Chronologie de l'affaire
Tribunal de Grande Instance de Paris 27 mai 2010
Cour d'appel de Paris 16 décembre 2011

Tribunal de Grande Instance de Paris, 27 mai 2010, 2009/10441

Mots clés contrefaçon de marque · imitation · similarité des produits ou services · différence visuelle · différence phonétique · syllabe d'attaque identique · substitution · lettre · adjonction · syllabe · syllabe finale · langue étrangère · traduction évidente · différence intellectuelle · risque de confusion · procédure · demande reconventionnelle · demande en déchéance · recevabilité · intérêt à agir · produits ou services opposés · déchéance de la marque · usage sérieux · exploitation à titre de marque · exploitation sur Internet · déchéance partielle

Synthèse

Juridiction : Tribunal de Grande Instance de Paris
Numéro affaire : 2009/10441
Domaine de propriété intellectuelle : MARQUE
Marques : MUZE ; MUSEWORLD
Classification pour les marques : CL09 ; CL14 ; CL16 ; CL25 ; CL28; CL35 ; CL38 ; CL39 ; CL41
Numéros d'enregistrement : 3305686 ; 3552091
Parties : BAYARD PRESSE / MUSEWORLD ; F (Nathalie)

Texte

TRIBUNAL DE GRANDE INSTANCE DE PARIS 3ème chambre 4ème section N° RG : 09/10441 Assignation du : 09 Mars 2009 JUGEMENT rendu le 27 Mai 2010

DEMANDERESSE Société BAYARD PRESSE [...] 92128 MONTROUGE représentée par Me Nicolas BOESPFLUG, avocat au barreau de PARIS, vestiaire #E329

DÉFENDERESSES Société MUSEWORLD [...] 75002 PARIS

Madame Nathalie F représentée par Me Philippe CLEMENT, avocat au barreau de PARIS, vestiaire G157 et plaidant par Me Christian B SCP JAKUBOWICZ MALLET GUY & Associés avocat au barreau de LYON

COMPOSITION DU TRIBUNAL Marie-Claude H, Vice-Présidente Agnès MARCADE, Juge Rémy MONCORGE, Juge assistés de Katia CARDINALE, Greffier

DÉBATS A l'audience du 02 Avril 2010 tenue publiquement

JUGEMENT Prononcé par mise à disposition au greffe Contradictoirement en premier ressort

EXPOSE DU LITIGE La société Bayard presse est titulaire de la marque dénominative MUZE déposée le 28 juillet 2004 et enregistrée sous le n° 04 3 305 686 pour des produi ts et services des classes 9, 16, 35, 38, 39 et 41.

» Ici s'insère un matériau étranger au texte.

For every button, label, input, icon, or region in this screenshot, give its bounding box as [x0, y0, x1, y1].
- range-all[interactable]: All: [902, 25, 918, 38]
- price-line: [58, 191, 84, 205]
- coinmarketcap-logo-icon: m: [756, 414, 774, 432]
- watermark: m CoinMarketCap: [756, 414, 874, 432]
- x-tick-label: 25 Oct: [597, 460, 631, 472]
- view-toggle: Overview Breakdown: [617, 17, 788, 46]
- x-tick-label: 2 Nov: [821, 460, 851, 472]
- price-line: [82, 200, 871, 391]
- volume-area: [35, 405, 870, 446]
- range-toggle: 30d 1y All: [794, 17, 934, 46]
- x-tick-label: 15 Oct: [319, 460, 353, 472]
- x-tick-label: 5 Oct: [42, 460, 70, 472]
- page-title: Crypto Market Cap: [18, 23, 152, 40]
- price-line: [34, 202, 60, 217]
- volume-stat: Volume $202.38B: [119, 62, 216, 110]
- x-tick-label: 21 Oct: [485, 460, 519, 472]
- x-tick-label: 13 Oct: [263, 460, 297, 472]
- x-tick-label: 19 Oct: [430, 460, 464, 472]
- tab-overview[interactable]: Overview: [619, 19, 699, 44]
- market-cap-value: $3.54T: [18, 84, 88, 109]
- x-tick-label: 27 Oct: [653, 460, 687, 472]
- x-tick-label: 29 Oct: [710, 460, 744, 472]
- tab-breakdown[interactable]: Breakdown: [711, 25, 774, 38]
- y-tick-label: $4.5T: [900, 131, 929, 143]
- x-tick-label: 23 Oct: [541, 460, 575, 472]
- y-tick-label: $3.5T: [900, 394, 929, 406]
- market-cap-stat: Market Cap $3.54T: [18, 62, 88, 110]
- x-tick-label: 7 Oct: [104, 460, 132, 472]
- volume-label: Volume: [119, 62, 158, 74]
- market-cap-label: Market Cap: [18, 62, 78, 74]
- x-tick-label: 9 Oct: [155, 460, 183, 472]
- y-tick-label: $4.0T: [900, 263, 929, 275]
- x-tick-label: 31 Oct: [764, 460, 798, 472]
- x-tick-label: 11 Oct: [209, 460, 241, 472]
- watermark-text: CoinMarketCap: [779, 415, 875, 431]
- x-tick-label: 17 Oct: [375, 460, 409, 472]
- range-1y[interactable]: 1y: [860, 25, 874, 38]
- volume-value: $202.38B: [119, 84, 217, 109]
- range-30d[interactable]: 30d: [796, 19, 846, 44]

Sous cette marque, elle édite depuis le mois de septembre 2004, un magazine culturel féminin mensuel auquel correspond un site Internet comportant une bibliothèque et une cinémathèque numérique.

Au mois d'octobre 2007, la société Bayard presse a fait opposition à l'enregistrement de la marque MUSES déposée le 9 juillet 2007 par Nathalie F en ce qu'elle visait les produits et services des classes 9, 16 et 41.Celle-ci a retiré sa demande d'enregistrement pour les produits et services concernés.

Les 20 décembre 2007 et 29 janvier 2008, Nathalie F a enregistré les noms de domaine museworld.net et museworld.eu. Elle a également déposé, le 29 janvier 2008, la marque MUSEWORLD enregistrée sous le n° 3 552 091 pour les produits et services des clas ses 9, 14, 25, 28 et 41.

Nathalie F a également créé la société Museworld immatriculée au registre du commerce et des sociétés le 17 mars 2008. Cette société a pour objet la création, l'exploitation de sites Internet permettant la commercialisation électronique de produits destinés à l'enfance, l'accès à des activités électroniques à finalité ludo-éducative ainsi que les échanges entre internautes, la conception, la création et la commercialisation par tous moyens de jouets et produits dérivés pour enfants, la création, la publication, la vente, la diffusion par tous moyens d'ouvrages pour enfants et pour les familles. Nathalie F a cédé à la société nouvellement créée la marque française MUSEWORLD et celle-ci a déposé la marque communautaire MUSEWORLD à l'enregistrement de laquelle la société Bayard presse a fait opposition.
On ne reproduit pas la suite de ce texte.